The UK government is proactively seeking the ability to censor “unsavoury” content on YouTube, and by all accounts, authorities working with Google are getting pretty close to securing these arbitrary ban-powers. As “Internet freedom” people, we’ll go on record here and say that this is totally lame.
According to Sophos’ Naked Security blog, Google granted the UK government the ability to pull content from YouTube last week, though that content has to be terrorism-related to qualify. But the UK doesn’t want to stop there, and is seeking powers to remove anything they deem “unsavoury,” regardless of its legality.
The UK’s security and immigration minister, James Brokenshire, said that the government wants to filter content “that may not be illegal but certainly is unsavoury and may not be the sort of material that people would want to see or receive.”
Since “censorship” rightly sounds scary and awful, Brokenshire said that the UK’s attempts to target “unsavoury” content is merely a byproduct of their fight against terrorism. In layman’s, it’s the UK’s version of the NSA’s “we need to tap your phones because domestic security.”
Still, the UK has yet to receive these ambiguous ban-powers, and currently, Google still makes the final determination on what is removed from YouTube. What the UK government has is “trusted flagger” status, meaning that if a flag comes from the UK government, the content is expedited for Google’s review.

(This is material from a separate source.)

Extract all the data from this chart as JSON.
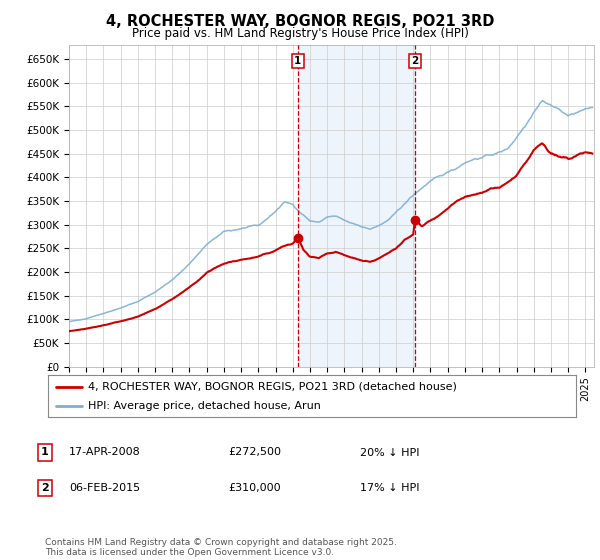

YouTube’s ToS draws the line at anything that “incites violence,” and the UK is worried that its citizens might become radicalized by exposure to content related to the ongoing Syrian conflict.
Thus, they want an upgrade from “trusted flagger” to “super flagger,” which would allow them to request content takedowns en masse instead of one by one.
In related news, the UK government has been pressuring ISPs to filter content related to child abuse and pornographic material since the passage of the 2012 Online Safety Bill. Part of that bill states that ISPs should provide porn-free Internet by default.
Though it’s still only hypothetical, Wired notes that the UK could actually be in breach of Article 10(2) of the European Convention on Human Rights (which regard freedom of expression) if they managed to secure the ban-powers they want.